Among the passengers, 105 were South Korean, but there were also 62 US citizens and the reaction in Washington was one of horror and outrage.
Reagan called it a "massacre" and issued a statement in which he declared that the Soviets had turned "against the world and the moral precepts that guide human relations".
Critics of US President Barack Obama have suggested his response to the downing of the Malaysia Airlines plane by suspected Russian-backed rebels in Ukraine was tepid in contrast.
- No 'vengeance' -
But Reagan's response was largely rhetorical and little followed in the way of punitive action.
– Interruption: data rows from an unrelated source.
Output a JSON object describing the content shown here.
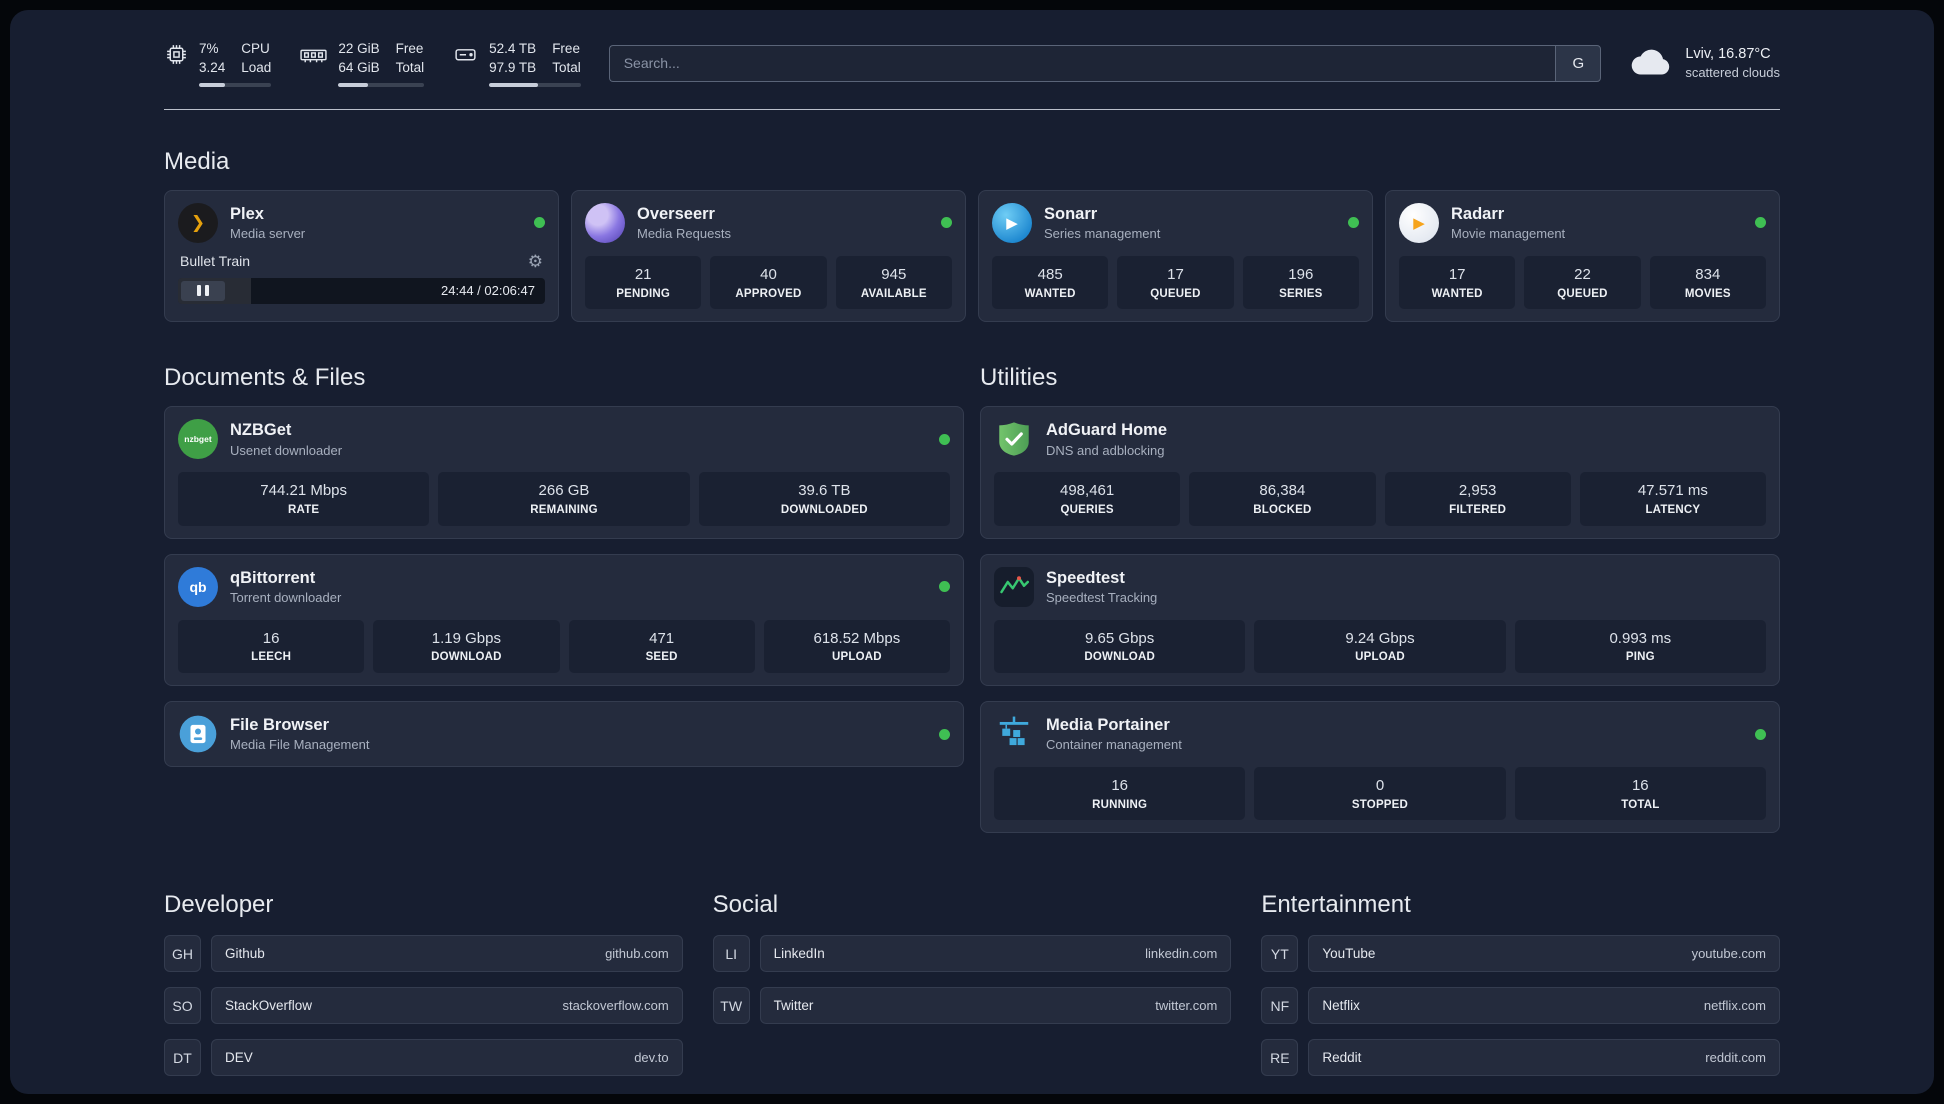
{
  "colors": {
    "accent_green": "#3fbf53",
    "page_bg": "#171e30",
    "card_bg": "#242b3d"
  },
  "icons": {
    "gear": "⚙",
    "plex_glyph": "❯",
    "play_glyph": "▶",
    "qbittorrent_glyph": "qb",
    "nzbget_glyph": "nzbget"
  },
  "topbar": {
    "cpu": {
      "value_top": "7%",
      "value_bottom": "3.24",
      "label_top": "CPU",
      "label_bottom": "Load",
      "bar_percent": 36
    },
    "ram": {
      "value_top": "22 GiB",
      "value_bottom": "64 GiB",
      "label_top": "Free",
      "label_bottom": "Total",
      "bar_percent": 34
    },
    "disk": {
      "value_top": "52.4 TB",
      "value_bottom": "97.9 TB",
      "label_top": "Free",
      "label_bottom": "Total",
      "bar_percent": 53
    },
    "search": {
      "placeholder": "Search...",
      "engine_label": "G"
    },
    "weather": {
      "location": "Lviv, 16.87°C",
      "condition": "scattered clouds"
    }
  },
  "sections": {
    "media": {
      "title": "Media",
      "apps": [
        {
          "name": "Plex",
          "subtitle": "Media server",
          "player": {
            "now_playing": "Bullet Train",
            "time": "24:44 / 02:06:47",
            "progress_percent": 20
          }
        },
        {
          "name": "Overseerr",
          "subtitle": "Media Requests",
          "stats": [
            {
              "value": "21",
              "label": "PENDING"
            },
            {
              "value": "40",
              "label": "APPROVED"
            },
            {
              "value": "945",
              "label": "AVAILABLE"
            }
          ]
        },
        {
          "name": "Sonarr",
          "subtitle": "Series management",
          "stats": [
            {
              "value": "485",
              "label": "WANTED"
            },
            {
              "value": "17",
              "label": "QUEUED"
            },
            {
              "value": "196",
              "label": "SERIES"
            }
          ]
        },
        {
          "name": "Radarr",
          "subtitle": "Movie management",
          "stats": [
            {
              "value": "17",
              "label": "WANTED"
            },
            {
              "value": "22",
              "label": "QUEUED"
            },
            {
              "value": "834",
              "label": "MOVIES"
            }
          ]
        }
      ]
    },
    "documents": {
      "title": "Documents & Files",
      "apps": [
        {
          "name": "NZBGet",
          "subtitle": "Usenet downloader",
          "stats": [
            {
              "value": "744.21 Mbps",
              "label": "RATE"
            },
            {
              "value": "266 GB",
              "label": "REMAINING"
            },
            {
              "value": "39.6 TB",
              "label": "DOWNLOADED"
            }
          ]
        },
        {
          "name": "qBittorrent",
          "subtitle": "Torrent downloader",
          "stats": [
            {
              "value": "16",
              "label": "LEECH"
            },
            {
              "value": "1.19 Gbps",
              "label": "DOWNLOAD"
            },
            {
              "value": "471",
              "label": "SEED"
            },
            {
              "value": "618.52 Mbps",
              "label": "UPLOAD"
            }
          ]
        },
        {
          "name": "File Browser",
          "subtitle": "Media File Management"
        }
      ]
    },
    "utilities": {
      "title": "Utilities",
      "apps": [
        {
          "name": "AdGuard Home",
          "subtitle": "DNS and adblocking",
          "stats": [
            {
              "value": "498,461",
              "label": "QUERIES"
            },
            {
              "value": "86,384",
              "label": "BLOCKED"
            },
            {
              "value": "2,953",
              "label": "FILTERED"
            },
            {
              "value": "47.571 ms",
              "label": "LATENCY"
            }
          ]
        },
        {
          "name": "Speedtest",
          "subtitle": "Speedtest Tracking",
          "stats": [
            {
              "value": "9.65 Gbps",
              "label": "DOWNLOAD"
            },
            {
              "value": "9.24 Gbps",
              "label": "UPLOAD"
            },
            {
              "value": "0.993 ms",
              "label": "PING"
            }
          ]
        },
        {
          "name": "Media Portainer",
          "subtitle": "Container management",
          "stats": [
            {
              "value": "16",
              "label": "RUNNING"
            },
            {
              "value": "0",
              "label": "STOPPED"
            },
            {
              "value": "16",
              "label": "TOTAL"
            }
          ]
        }
      ]
    }
  },
  "bookmarks": [
    {
      "title": "Developer",
      "items": [
        {
          "abbr": "GH",
          "name": "Github",
          "url": "github.com"
        },
        {
          "abbr": "SO",
          "name": "StackOverflow",
          "url": "stackoverflow.com"
        },
        {
          "abbr": "DT",
          "name": "DEV",
          "url": "dev.to"
        }
      ]
    },
    {
      "title": "Social",
      "items": [
        {
          "abbr": "LI",
          "name": "LinkedIn",
          "url": "linkedin.com"
        },
        {
          "abbr": "TW",
          "name": "Twitter",
          "url": "twitter.com"
        }
      ]
    },
    {
      "title": "Entertainment",
      "items": [
        {
          "abbr": "YT",
          "name": "YouTube",
          "url": "youtube.com"
        },
        {
          "abbr": "NF",
          "name": "Netflix",
          "url": "netflix.com"
        },
        {
          "abbr": "RE",
          "name": "Reddit",
          "url": "reddit.com"
        }
      ]
    }
  ]
}
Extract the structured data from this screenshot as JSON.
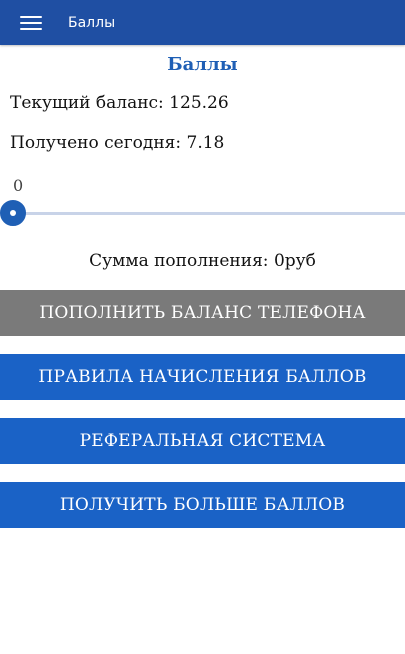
{
  "header": {
    "title": "Баллы",
    "menu_icon": "hamburger-menu-icon",
    "background": "#1f4fa3"
  },
  "main": {
    "title": "Баллы",
    "balance_text": "Текущий баланс: 125.26",
    "today_text": "Получено сегодня: 7.18",
    "slider": {
      "value_label": "0",
      "value": 0
    },
    "topup_sum_text": "Сумма пополнения: 0руб"
  },
  "buttons": {
    "topup_phone": "ПОПОЛНИТЬ БАЛАНС ТЕЛЕФОНА",
    "rules": "ПРАВИЛА НАЧИСЛЕНИЯ БАЛЛОВ",
    "referral": "РЕФЕРАЛЬНАЯ СИСТЕМА",
    "get_more": "ПОЛУЧИТЬ БОЛЬШЕ БАЛЛОВ"
  },
  "colors": {
    "accent": "#1a62c6",
    "disabled_button": "#7a7a7a",
    "title_text": "#1f5fb5"
  }
}
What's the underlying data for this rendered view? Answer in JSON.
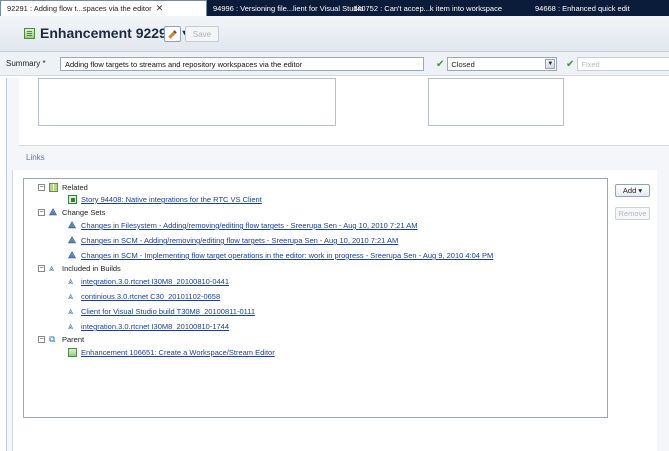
{
  "tabs": [
    {
      "label": "92291 : Adding flow t...spaces via the editor",
      "active": true
    },
    {
      "label": "94996 : Versioning file...lient for Visual Studio",
      "active": false
    },
    {
      "label": "140752 : Can't accep...k item into workspace",
      "active": false
    },
    {
      "label": "94668 : Enhanced quick edit",
      "active": false
    }
  ],
  "header": {
    "title": "Enhancement 92291",
    "title_caret": "▾",
    "save_label": "Save",
    "edit_icon": "pencil-icon"
  },
  "summary": {
    "label": "Summary *",
    "value": "Adding flow targets to streams and repository workspaces via the editor",
    "status": "Closed",
    "resolution": "Fixed"
  },
  "links": {
    "section_label": "Links",
    "add_label": "Add ▾",
    "remove_label": "Remove",
    "groups": {
      "related": {
        "label": "Related",
        "items": [
          "Story 94408: Native integrations for the RTC VS Client"
        ]
      },
      "change_sets": {
        "label": "Change Sets",
        "items": [
          "Changes in Filesystem - Adding/removing/editing flow targets - Sreerupa Sen - Aug 10, 2010 7:21 AM",
          "Changes in SCM - Adding/removing/editing flow targets - Sreerupa Sen - Aug 10, 2010 7:21 AM",
          "Changes in SCM - Implementing flow target operations in the editor: work in progress - Sreerupa Sen - Aug 9, 2010 4:04 PM"
        ]
      },
      "builds": {
        "label": "Included in Builds",
        "items": [
          "integration.3.0.rtcnet I30M8_20100810-0441",
          "continious.3.0.rtcnet C30_20101102-0658",
          "Client for Visual Studio build T30M8_20100811-0111",
          "integration.3.0.rtcnet I30M8_20100810-1744"
        ]
      },
      "parent": {
        "label": "Parent",
        "items": [
          "Enhancement 106651: Create a Workspace/Stream Editor"
        ]
      }
    }
  },
  "colors": {
    "tab_bar": "#0a1c3a",
    "link": "#1a3f9e",
    "section_label": "#5a78a6",
    "check": "#33a02c"
  }
}
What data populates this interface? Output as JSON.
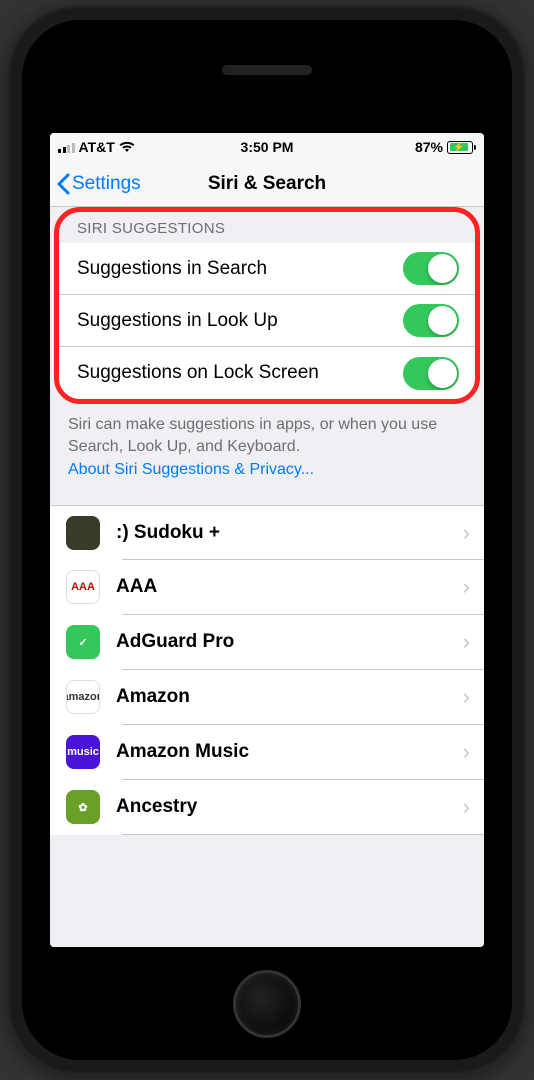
{
  "status": {
    "carrier": "AT&T",
    "time": "3:50 PM",
    "battery_pct": "87%"
  },
  "nav": {
    "back": "Settings",
    "title": "Siri & Search"
  },
  "section": {
    "header": "SIRI SUGGESTIONS",
    "rows": [
      {
        "label": "Suggestions in Search",
        "on": true
      },
      {
        "label": "Suggestions in Look Up",
        "on": true
      },
      {
        "label": "Suggestions on Lock Screen",
        "on": true
      }
    ],
    "footer_text": "Siri can make suggestions in apps, or when you use Search, Look Up, and Keyboard.",
    "footer_link": "About Siri Suggestions & Privacy..."
  },
  "apps": [
    {
      "name": ":) Sudoku +",
      "icon_bg": "#3a3a2a",
      "icon_text": ""
    },
    {
      "name": "AAA",
      "icon_bg": "#ffffff",
      "icon_text": "AAA",
      "icon_color": "#cc0000"
    },
    {
      "name": "AdGuard Pro",
      "icon_bg": "#34c759",
      "icon_text": "✓"
    },
    {
      "name": "Amazon",
      "icon_bg": "#ffffff",
      "icon_text": "amazon",
      "icon_color": "#333"
    },
    {
      "name": "Amazon Music",
      "icon_bg": "#4b12d8",
      "icon_text": "music"
    },
    {
      "name": "Ancestry",
      "icon_bg": "#6aa028",
      "icon_text": "✿"
    }
  ]
}
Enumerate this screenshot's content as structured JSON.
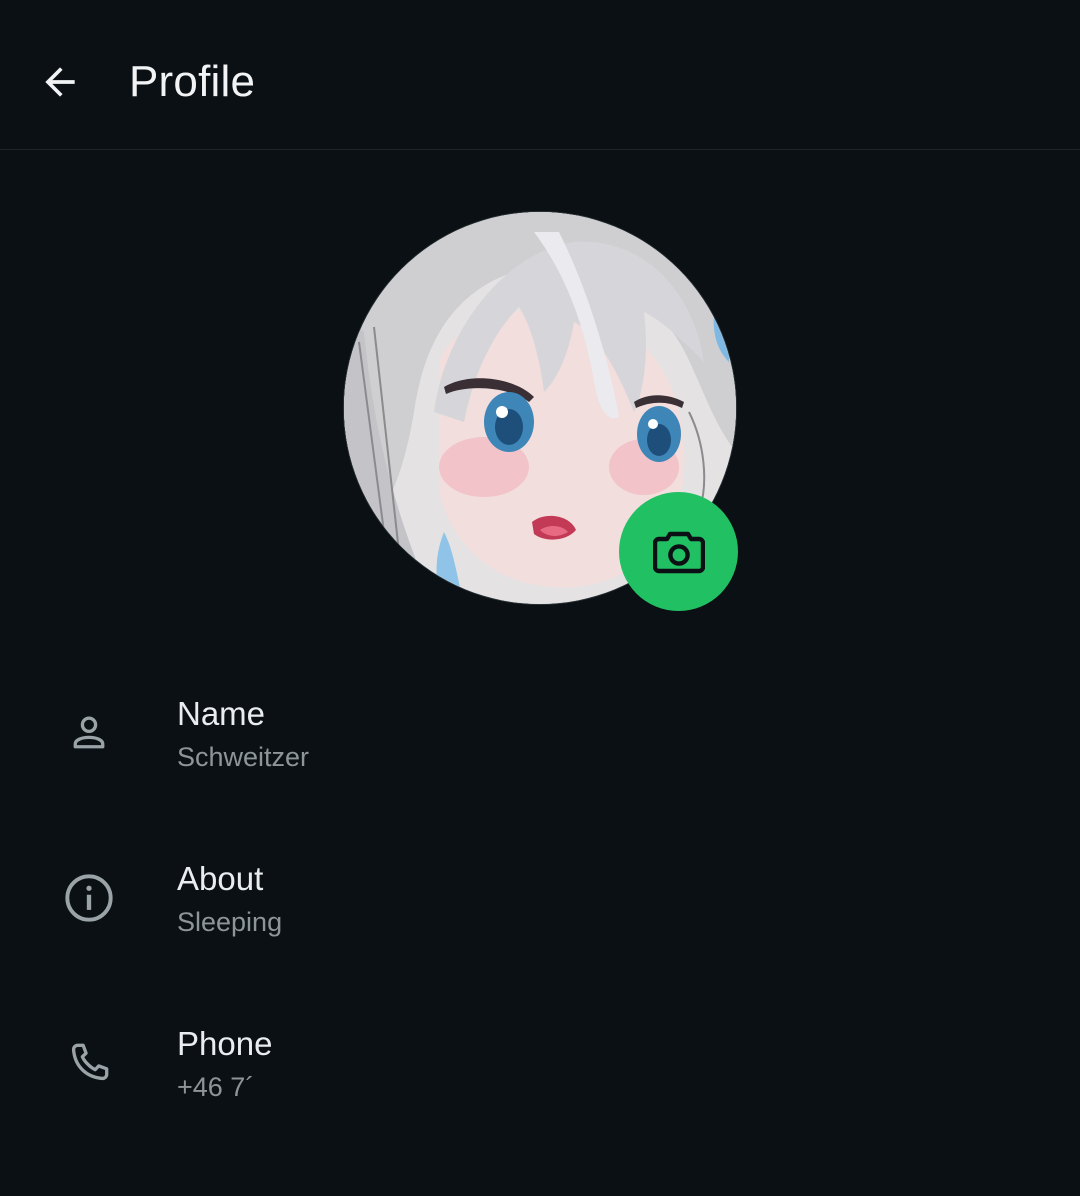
{
  "header": {
    "title": "Profile",
    "back_icon": "arrow-left-icon"
  },
  "avatar": {
    "edit_icon": "camera-icon",
    "edit_color": "#21c063"
  },
  "rows": [
    {
      "icon": "person-icon",
      "label": "Name",
      "value": "Schweitzer"
    },
    {
      "icon": "info-icon",
      "label": "About",
      "value": "Sleeping"
    },
    {
      "icon": "phone-icon",
      "label": "Phone",
      "value": "+46 7´"
    }
  ]
}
Reagan was later quoted as telling a National Security Council meeting at the time to guard against overreaction and that "vengeance isn't the name of the game".
Back in 1983, the Soviets took five days to acknowledge the plane had been shot down, and then it took the official line that it was on a spy mission.
In South Korea, which was under military rule at the time, there was public outrage and numerous anti-Soviet protests, but these were largely drowned out by the war of words between Washington and Moscow.
As with the Malaysia Airlines case, the salvage operation was chaotic and highly antagonistic, with repeated US complaints of interference by Soviet naval vessels in the search for wreckage and bodies.
It was only after the collapse of the Soviet Union that Moscow revealed it had recovered the plane's flight data and cockpit voice recorders.
Classified memos suggested the Soviet leadership had kept them a secret as the tapes offered no evidence to support the claim that the plane was on a spying mission.
The boxes were handed over to the South Korean authorities during a 1992 visit to Seoul by then Russian president Boris Yeltsin, but without the tapes, which were only surrendered to the International Civil Aviation Organisation (ICAO) a year later.
The ICAO said the voice recorder supported its initial finding that the diversion into Soviet air space was accidental.
The flight data also showed that the missile fired by Osipovich fatally damaged the aircraft -- but did not cause it to break up.
Instead, the plane experienced emergency decompression and flew in a downward spiral for some 12 minutes. Experts believe most passengers would have been fully conscious up until the point of impact.